Menurutnya, ajang ini merupakan kesempatan berharga untuk memperluas wawasan serta membangun jaringan pertemanan dengan peserta dari berbagai provinsi.
“Ingat, kemenangan sejati bukan hanya saat memperoleh medali, tetapi ketika kita mampu memberikan yang terbaik dan menjaga nama baik Madrasah serta daerah kita. Tunjukkan bahwa kalian adalah generasi Madrasah yang unggul, berintegritas, dan berakhlakul karimah,” tambahnya.
Sebagai informasi, Olimpiade Madrasah Indonesia (OMI) merupakan ajang prestasi nasional yang diikuti oleh 520 peserta dari 34 provinsi.
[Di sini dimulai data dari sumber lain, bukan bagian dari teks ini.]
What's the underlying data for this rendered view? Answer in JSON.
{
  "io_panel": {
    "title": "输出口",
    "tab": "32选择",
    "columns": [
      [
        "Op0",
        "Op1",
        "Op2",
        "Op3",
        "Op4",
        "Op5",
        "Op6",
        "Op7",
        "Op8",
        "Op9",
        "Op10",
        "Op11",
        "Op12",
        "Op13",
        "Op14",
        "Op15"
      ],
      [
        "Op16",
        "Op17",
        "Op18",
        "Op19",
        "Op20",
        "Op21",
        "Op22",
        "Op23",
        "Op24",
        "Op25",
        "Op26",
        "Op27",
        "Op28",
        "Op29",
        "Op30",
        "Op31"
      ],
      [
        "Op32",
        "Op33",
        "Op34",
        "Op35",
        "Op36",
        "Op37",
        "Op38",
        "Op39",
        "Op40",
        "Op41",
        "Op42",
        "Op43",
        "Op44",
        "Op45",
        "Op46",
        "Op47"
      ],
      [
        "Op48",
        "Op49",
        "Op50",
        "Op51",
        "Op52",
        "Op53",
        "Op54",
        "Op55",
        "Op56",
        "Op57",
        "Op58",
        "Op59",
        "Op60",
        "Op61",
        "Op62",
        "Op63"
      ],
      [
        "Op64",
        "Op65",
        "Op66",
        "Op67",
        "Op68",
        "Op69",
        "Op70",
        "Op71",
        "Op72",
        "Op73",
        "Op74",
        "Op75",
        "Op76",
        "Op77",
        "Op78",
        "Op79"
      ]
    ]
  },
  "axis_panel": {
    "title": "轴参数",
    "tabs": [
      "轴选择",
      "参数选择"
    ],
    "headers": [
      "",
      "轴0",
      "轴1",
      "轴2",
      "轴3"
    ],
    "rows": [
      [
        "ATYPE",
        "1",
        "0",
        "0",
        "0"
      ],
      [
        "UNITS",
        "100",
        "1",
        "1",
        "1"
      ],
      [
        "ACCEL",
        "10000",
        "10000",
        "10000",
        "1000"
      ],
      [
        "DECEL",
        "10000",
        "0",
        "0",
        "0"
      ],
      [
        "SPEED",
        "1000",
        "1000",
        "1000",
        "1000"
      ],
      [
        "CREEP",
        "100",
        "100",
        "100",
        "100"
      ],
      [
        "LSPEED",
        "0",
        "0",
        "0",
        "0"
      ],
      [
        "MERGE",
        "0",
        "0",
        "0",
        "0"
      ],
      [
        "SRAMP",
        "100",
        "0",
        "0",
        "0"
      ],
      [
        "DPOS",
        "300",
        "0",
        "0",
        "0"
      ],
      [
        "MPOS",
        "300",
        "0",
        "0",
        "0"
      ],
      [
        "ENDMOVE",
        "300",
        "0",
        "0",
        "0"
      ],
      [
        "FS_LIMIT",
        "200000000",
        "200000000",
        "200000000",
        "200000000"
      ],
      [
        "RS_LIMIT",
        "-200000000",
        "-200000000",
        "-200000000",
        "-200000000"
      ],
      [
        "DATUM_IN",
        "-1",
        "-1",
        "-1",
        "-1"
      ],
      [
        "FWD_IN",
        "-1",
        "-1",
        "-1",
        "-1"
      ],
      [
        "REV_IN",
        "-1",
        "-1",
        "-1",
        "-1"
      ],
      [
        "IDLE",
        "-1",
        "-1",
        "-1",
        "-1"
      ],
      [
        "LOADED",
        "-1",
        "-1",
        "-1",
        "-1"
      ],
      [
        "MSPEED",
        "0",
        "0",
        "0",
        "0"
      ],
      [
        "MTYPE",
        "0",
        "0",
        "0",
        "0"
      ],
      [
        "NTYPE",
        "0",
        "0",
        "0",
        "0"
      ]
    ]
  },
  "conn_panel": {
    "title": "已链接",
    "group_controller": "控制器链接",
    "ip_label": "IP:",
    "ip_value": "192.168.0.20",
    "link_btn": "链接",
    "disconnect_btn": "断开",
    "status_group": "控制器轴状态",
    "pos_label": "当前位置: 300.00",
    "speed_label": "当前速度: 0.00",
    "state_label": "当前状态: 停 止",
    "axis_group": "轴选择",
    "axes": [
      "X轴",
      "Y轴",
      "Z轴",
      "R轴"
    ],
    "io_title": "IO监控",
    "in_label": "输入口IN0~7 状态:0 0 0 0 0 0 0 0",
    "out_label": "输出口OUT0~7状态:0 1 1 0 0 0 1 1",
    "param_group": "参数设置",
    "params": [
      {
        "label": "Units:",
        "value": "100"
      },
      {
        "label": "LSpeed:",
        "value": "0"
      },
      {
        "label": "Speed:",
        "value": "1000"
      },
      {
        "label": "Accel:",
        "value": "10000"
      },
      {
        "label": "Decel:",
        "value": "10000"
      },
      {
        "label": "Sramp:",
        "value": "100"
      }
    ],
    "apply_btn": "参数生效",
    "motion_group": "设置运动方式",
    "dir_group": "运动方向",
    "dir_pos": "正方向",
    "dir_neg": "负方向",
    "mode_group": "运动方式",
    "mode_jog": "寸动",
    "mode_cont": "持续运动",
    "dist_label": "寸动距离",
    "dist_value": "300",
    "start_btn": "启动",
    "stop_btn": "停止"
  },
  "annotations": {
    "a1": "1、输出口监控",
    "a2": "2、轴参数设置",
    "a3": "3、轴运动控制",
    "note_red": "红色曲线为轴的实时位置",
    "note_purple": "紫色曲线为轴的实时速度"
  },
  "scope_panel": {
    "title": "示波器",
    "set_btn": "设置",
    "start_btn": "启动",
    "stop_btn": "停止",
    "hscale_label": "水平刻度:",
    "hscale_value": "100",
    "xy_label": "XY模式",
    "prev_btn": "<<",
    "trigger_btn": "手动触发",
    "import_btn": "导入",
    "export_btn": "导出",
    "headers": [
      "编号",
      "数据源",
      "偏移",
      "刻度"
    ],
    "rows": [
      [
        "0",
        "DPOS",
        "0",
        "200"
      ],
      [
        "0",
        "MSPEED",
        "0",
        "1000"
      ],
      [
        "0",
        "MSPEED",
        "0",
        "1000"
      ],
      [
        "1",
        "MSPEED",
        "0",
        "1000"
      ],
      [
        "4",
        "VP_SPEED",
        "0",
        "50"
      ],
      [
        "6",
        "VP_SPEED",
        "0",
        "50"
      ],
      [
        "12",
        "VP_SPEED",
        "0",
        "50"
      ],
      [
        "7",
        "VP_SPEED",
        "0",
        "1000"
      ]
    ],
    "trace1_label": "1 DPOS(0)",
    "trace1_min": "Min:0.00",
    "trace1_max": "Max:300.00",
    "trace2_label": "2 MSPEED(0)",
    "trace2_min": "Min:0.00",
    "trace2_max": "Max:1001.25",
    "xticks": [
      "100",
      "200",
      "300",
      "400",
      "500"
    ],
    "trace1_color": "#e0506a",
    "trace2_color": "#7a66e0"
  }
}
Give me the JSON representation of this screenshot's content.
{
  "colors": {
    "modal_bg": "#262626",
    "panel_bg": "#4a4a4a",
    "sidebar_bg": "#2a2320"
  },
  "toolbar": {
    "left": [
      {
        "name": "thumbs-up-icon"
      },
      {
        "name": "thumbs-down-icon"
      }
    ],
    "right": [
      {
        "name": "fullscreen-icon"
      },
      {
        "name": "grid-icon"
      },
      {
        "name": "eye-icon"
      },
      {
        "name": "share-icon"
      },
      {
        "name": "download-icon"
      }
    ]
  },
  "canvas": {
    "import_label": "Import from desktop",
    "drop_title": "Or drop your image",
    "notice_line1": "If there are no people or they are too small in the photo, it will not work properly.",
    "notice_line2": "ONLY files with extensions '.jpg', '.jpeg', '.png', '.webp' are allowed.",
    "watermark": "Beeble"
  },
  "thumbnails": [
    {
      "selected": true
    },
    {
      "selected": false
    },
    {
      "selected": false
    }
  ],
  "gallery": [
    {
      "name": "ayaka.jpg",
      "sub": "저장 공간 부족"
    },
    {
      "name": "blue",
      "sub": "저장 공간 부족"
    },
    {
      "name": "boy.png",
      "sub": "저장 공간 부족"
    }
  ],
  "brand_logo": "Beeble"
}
Para peserta merupakan siswa terbaik hasil seleksi berjenjang mulai dari tingkat Madrasah, Kabupaten/Kota, hingga Provinsi.
Mereka akan bersaing dalam dua bidang utama, yakni sains dan riset, untuk jenjang Madrasah Ibtidaiyah (MI), Madrasah Tsanawiyah (MTs), dan Madrasah Aliyah (MA).
Adapun 11 siswa asal Sulawesi Tenggara yang akan berkompetisi pada OMI Nasional 2025, yakni:
1. Hafedz El-Farouq Abapihi – MTsS Baitul Arqom Kolaka (Mapel IPA)
2. Jean Asryfatul Khanza – MTsS Al Buchari Wesalo Koltim (Mapel IPA)
3. Arrahman – MAS Khairu Ummah Mubar (Mapel Matematika)
4. Aldriec Danishe Nugraha – MI Muhammadiyah Lasusua Kolut (Mapel Matematika)
5. La Ode Muhamad Harun – MAN 1 Bau-Bau (Mapel Geografi)
6. Aqifa Ghaziya Zalika – MAN 1 Kendari (Mapel Biologi)
7. Muhamad Alim – MAN IC Kendari (Mapel Ekonomi)
8. Asyraf Mahfuz – MAN IC Kendari (Mapel Fisika)
9. Azka Fais – MIN 2 Buton (Mapel IPAS)
10. Ulya Mayana – MAN 1 Wakatobi (Mapel Kimia)
11. Afriani Ayu Ningrum – MTsS Al Iftah Ambawijaya Konsel (Mapel Matematika)
Kakanwil berharap seluruh peserta dapat mengharumkan nama Sulawesi Tenggara di kancah nasional melalui prestasi gemilang pada ajang bergengsi tersebut.